Manslaughter or murder requires that a suspect demonstrate an intent to kill, through deliberate act, or through sanctionable conduct.  A person who drives drunk and kills someone is normally charged with manslaughter.  The act to kill may not itself had been deliberate, but the act to drive drunk was a deliberate act that demonstrated a wanton disregard for life.  The Minnesota police officer would not have been charged with a crime for using a taser on a suspect who physically resisted arrest and then tried to flee in his own vehicle.

It seems clear that there are two vastly different legal standards now at work.  These two standards are fueled by racial considerations, and not a small amount of fear of public reaction to the actions; one where the shooting of black citizens have caused violent riots, and the other actions, where a white citizen was shot, causing no violent riots.

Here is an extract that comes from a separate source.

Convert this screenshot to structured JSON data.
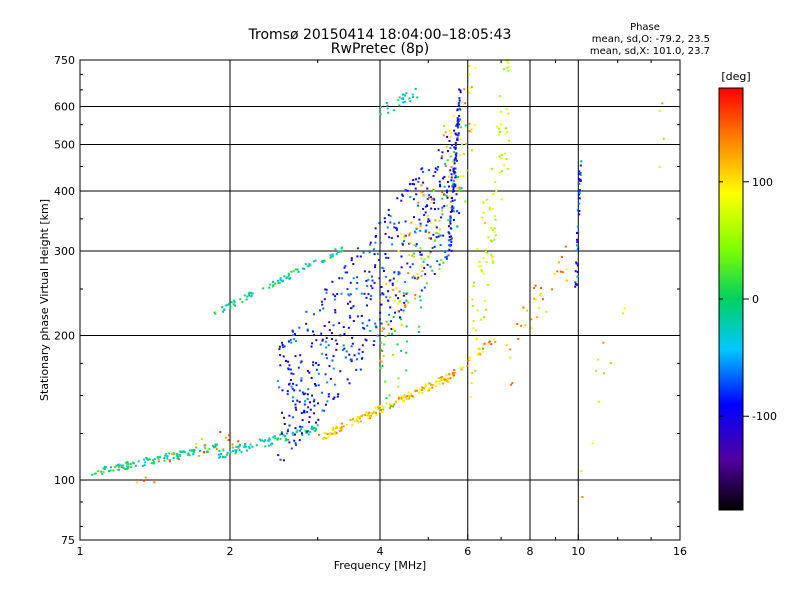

Those who work in law enforcement and our justice system must show courage to apply the laws equally.  We've all seen the scenes of law enforcement officers standing up to a mob trying to subject a citizen to lynch mob justice.  We honor people who put their lives on the line to enforce the law with equal protection for all.  We rightly condemn those in our justice system who cower to the mob, and use that fear as justification to criminally charge in situations where, absent the risk of riots and social violence, no such charges would be filed.

Regardless of the threat of such violence, the Fourteenth Amendment still stands, and cowardice to equally enforce the laws remains just grounds to toss such unfair convictions, and ultimately put the laws themselves at risk of nullification if the unequal enforcements continue.